1) Use nested repeated fields; 2) Use a partitioned table

B.

1) Join tables into one table; 2) Use nested repeated fields

Explanation
The conventional method of denormalizing data involves simply writing a fact, along with all its dimensions,
into a flat table structure. For example, if you are dealing with sales transactions, you would write each
individual fact to a record, along with the accompanying dimensions such as order and customer information.
The other method for denormalizing data takes advantage of BigQuery’s native support for nested and
repeated structures in JSON or Avro input data. Expressing records using nested and repeated structures can
provide a more natural representation of the underlying data.
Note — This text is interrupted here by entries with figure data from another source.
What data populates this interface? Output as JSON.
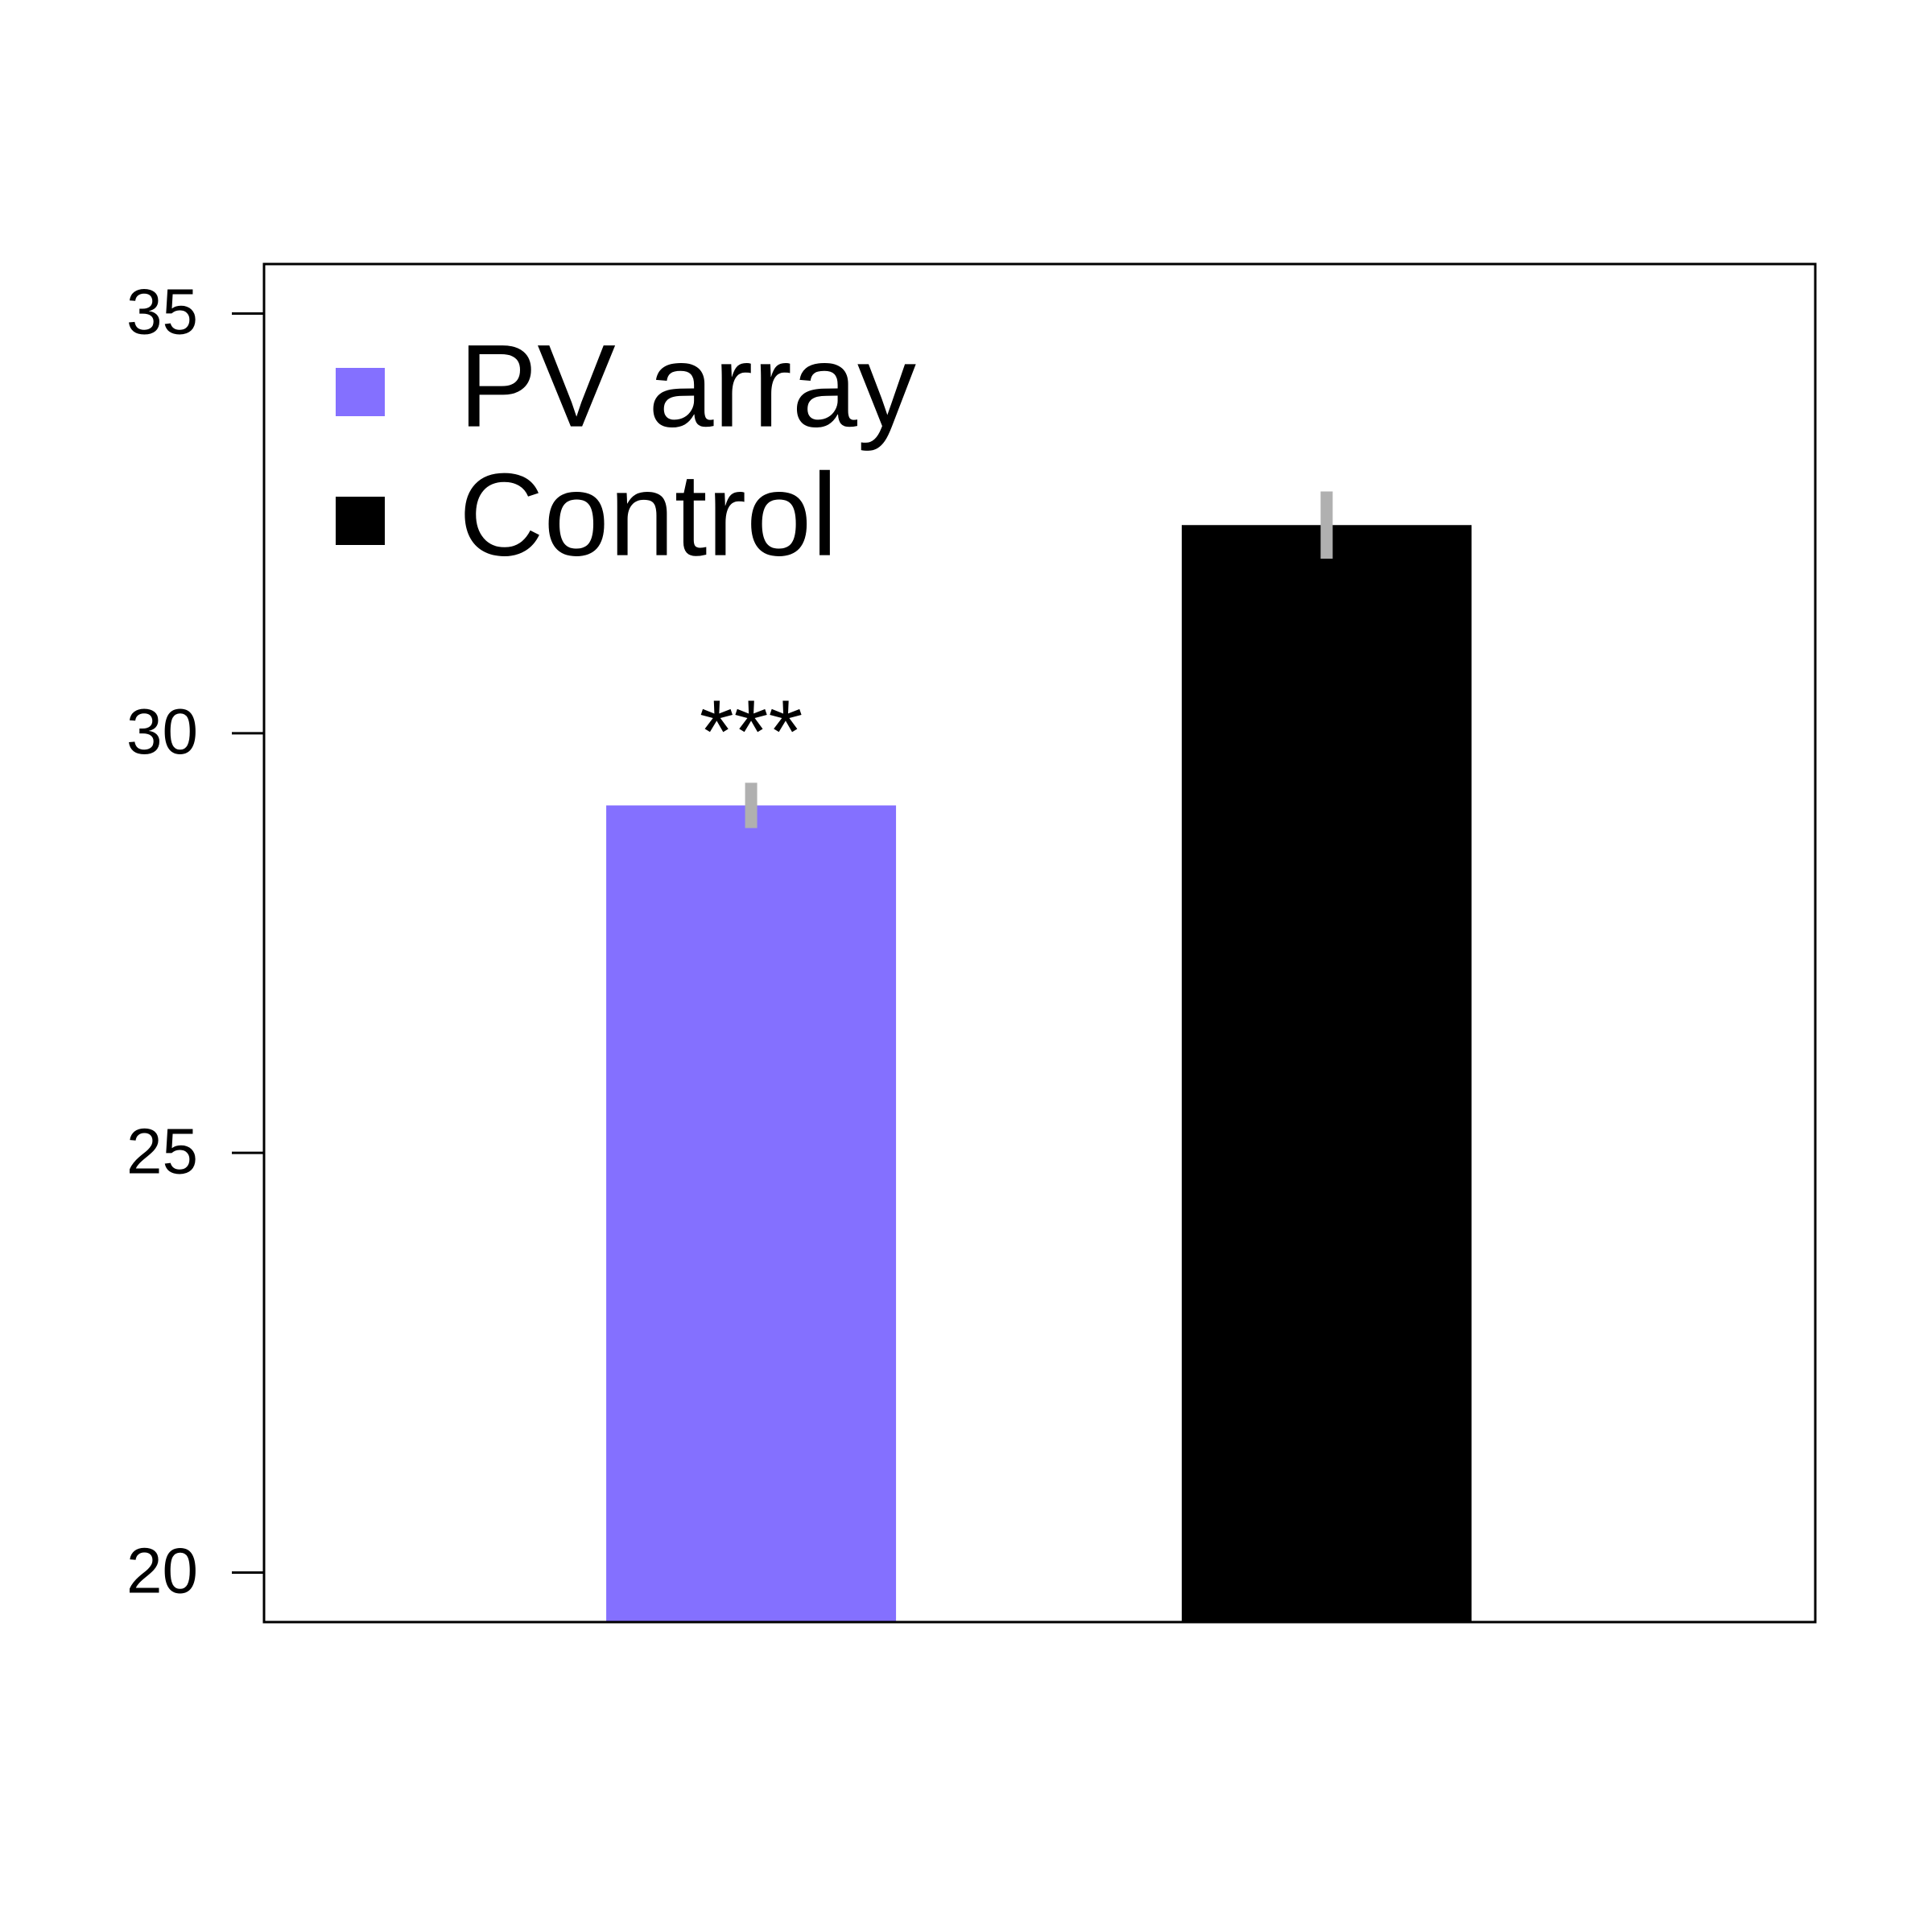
{
  "chart_data": {
    "type": "bar",
    "series": [
      {
        "name": "PV array",
        "color": "#8470ff",
        "values": [
          29.14
        ],
        "errors": [
          0.27
        ]
      },
      {
        "name": "Control",
        "color": "#000000",
        "values": [
          32.48
        ],
        "errors": [
          0.4
        ]
      }
    ],
    "annotations": [
      {
        "text": "***",
        "series": 0
      }
    ],
    "error_color": "#b0b0b0",
    "ylim": [
      19.41,
      35.59
    ],
    "yticks": [
      20,
      25,
      30,
      35
    ],
    "grid": false,
    "legend": "top-left"
  }
}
In the case of the sales order, the outer part of a
JSON structure would contain the order and customer information, and the inner part of the structure would
contain the individual line items of the order, which would be represented as nested, repeated elements.
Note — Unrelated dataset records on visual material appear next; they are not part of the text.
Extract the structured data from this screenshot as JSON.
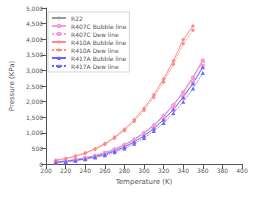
{
  "chart_data": {
    "type": "line",
    "xlabel": "Temperature (K)",
    "ylabel": "Pressure (KPa)",
    "xlim": [
      200,
      400
    ],
    "ylim": [
      0,
      5000
    ],
    "xticks": [
      200,
      220,
      240,
      260,
      280,
      300,
      320,
      340,
      360,
      380,
      400
    ],
    "yticks": [
      0,
      500,
      1000,
      1500,
      2000,
      2500,
      3000,
      3500,
      4000,
      4500,
      5000
    ],
    "grid": false,
    "legend": "upper left",
    "series": [
      {
        "name": "R22",
        "color": "#999999",
        "marker": "plus",
        "line_style": "solid",
        "x": [
          210,
          220,
          230,
          240,
          250,
          260,
          270,
          280,
          290,
          300,
          310,
          320,
          330,
          340,
          350,
          360
        ],
        "values": [
          68,
          100,
          143,
          200,
          273,
          365,
          480,
          622,
          795,
          1004,
          1255,
          1552,
          1901,
          2310,
          2784,
          3332
        ]
      },
      {
        "name": "R407C Bubble line",
        "color": "#ff99dd",
        "marker": "square",
        "line_style": "solid",
        "x": [
          210,
          220,
          230,
          240,
          250,
          260,
          270,
          280,
          290,
          300,
          310,
          320,
          330,
          340,
          350,
          360
        ],
        "values": [
          62,
          92,
          133,
          187,
          257,
          346,
          459,
          599,
          771,
          979,
          1228,
          1524,
          1872,
          2280,
          2753,
          3299
        ]
      },
      {
        "name": "R407C Dew line",
        "color": "#ff99dd",
        "marker": "square",
        "line_style": "dotted",
        "x": [
          210,
          220,
          230,
          240,
          250,
          260,
          270,
          280,
          290,
          300,
          310,
          320,
          330,
          340,
          350,
          360
        ],
        "values": [
          55,
          82,
          119,
          169,
          233,
          315,
          420,
          551,
          713,
          909,
          1145,
          1427,
          1762,
          2155,
          2614,
          3145
        ]
      },
      {
        "name": "R410A Bubble line",
        "color": "#ff8888",
        "marker": "diamond",
        "line_style": "solid",
        "x": [
          210,
          220,
          230,
          240,
          250,
          260,
          270,
          280,
          290,
          300,
          310,
          320,
          330,
          340,
          350
        ],
        "values": [
          120,
          178,
          255,
          357,
          489,
          655,
          862,
          1115,
          1421,
          1786,
          2217,
          2722,
          3310,
          3990,
          4420
        ]
      },
      {
        "name": "R410A Dew line",
        "color": "#ff8888",
        "marker": "diamond",
        "line_style": "dotted",
        "x": [
          210,
          220,
          230,
          240,
          250,
          260,
          270,
          280,
          290,
          300,
          310,
          320,
          330,
          340,
          350
        ],
        "values": [
          113,
          168,
          241,
          338,
          463,
          622,
          822,
          1067,
          1363,
          1716,
          2134,
          2624,
          3194,
          3851,
          4290
        ]
      },
      {
        "name": "R417A Bubble line",
        "color": "#6666ff",
        "marker": "triangle",
        "line_style": "solid",
        "x": [
          210,
          220,
          230,
          240,
          250,
          260,
          270,
          280,
          290,
          300,
          310,
          320,
          330,
          340,
          350,
          360
        ],
        "values": [
          55,
          82,
          119,
          169,
          233,
          314,
          418,
          549,
          710,
          905,
          1139,
          1418,
          1748,
          2135,
          2584,
          3103
        ]
      },
      {
        "name": "R417A Dew line",
        "color": "#6666ff",
        "marker": "triangle",
        "line_style": "dotted",
        "x": [
          210,
          220,
          230,
          240,
          250,
          260,
          270,
          280,
          290,
          300,
          310,
          320,
          330,
          340,
          350,
          360
        ],
        "values": [
          48,
          72,
          105,
          150,
          208,
          283,
          379,
          500,
          651,
          834,
          1054,
          1317,
          1629,
          1996,
          2422,
          2915
        ]
      }
    ]
  }
}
To run a TensorFlow training job on your own computer using Cloud Machine Learning Engine, what would your command start with?

A.

gcloud ml-engine local train

B.

gcloud ml-engine jobs submit training

C.

gcloud ml-engine jobs submit training local

D.

You can't run a TensorFlow program on your own computer using Cloud ML Engine .

A.

gcloud ml-engine local train

gcloud ml-engine local train - run a Cloud ML Engine training job locally
This command runs the specified module in an environment similar to that of a live Cloud ML Engine
Training Job.
This is especially useful in the case of testing distributed models, as it allows you to validate that you are
properly interacting with the Cloud ML Engine cluster configuration.
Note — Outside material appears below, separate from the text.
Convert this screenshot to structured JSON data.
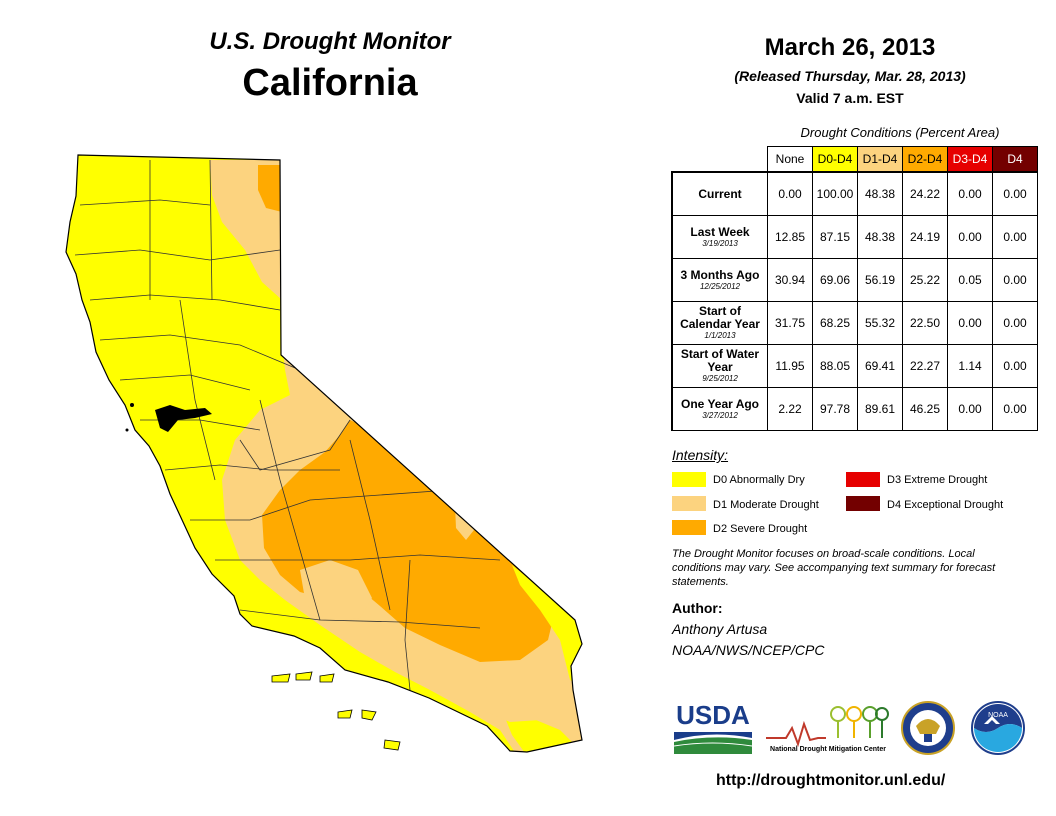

Cloud Bigtable is a recommended option for storing very large amounts of
____________________________?

A.

multi-keyed data with very high latency

B.

multi-keyed data with very low latency

C.

single-keyed data with very low latency

D.

single-keyed data with very high latency

C.

single-keyed data with very low latency

Cloud Bigtable is a sparsely populated table that can scale to billions of rows and thousands of columns,
allowing you to store terabytes or even petabytes of data. A single value in each row is indexed; this value is
known as the row key. Cloud Bigtable is ideal for storing very large amounts of single-keyed data with very
low latency. It supports high read and write throughput at low latency, and it is an ideal data source for
MapReduce operations.

Which of these statements about BigQuery caching is true?

A.

By default, a query's results are not cached.

B.

BigQuery caches query results for 48 hours.

C.

Query results are cached even if you specify a destination table.

D.

There is no charge for a query that retrieves its results from cache.

D.

There is no charge for a query that retrieves its results from cache.

When query results are retrieved from a cached results table, you are not charged for the query.
BigQuery caches query results for 24 hours, not 48 hours.
Query results are not cached if you specify a destination table.
A query's results are always cached except under certain conditions, such as if you specify a destination table

When a Cloud Bigtable node fails, ____ is lost.

A.

all data

B.

no data

C.

the last transaction

D.

the time dimension

B.

no data

Explanation
A Cloud Bigtable table is sharded into blocks of contiguous rows, called tablets, to help balance the workload
of queries. Tablets are stored on Colossus, Google's file system, in SSTable format. Each tablet is associated
with a specific Cloud Bigtable node.
Data is never stored in Cloud Bigtable nodes themselves; each node has pointers to a set of tablets that are
stored on Colossus. As a result:
Rebalancing tablets from one node to another is very fast, because the actual data is not copied. Cloud
Bigtable simply updates the pointers for each node.
Recovery from the failure of a Cloud Bigtable node is very fast, because only metadata needs to be migrated to
the replacement node.
When a Cloud Bigtable node fails, no data is lost

Which Google Cloud Platform service is an alternative to Hadoop with Hive?

A.

Cloud Dataflow

B.

Cloud Bigtable

C.

BigQuery

D.

Cloud Datastore

C.

BigQuery

Apache Hive is a data warehouse software project built on top of Apache Hadoop for providing data
summarization, query, and analysis.
Google BigQuery is an enterprise data warehouse.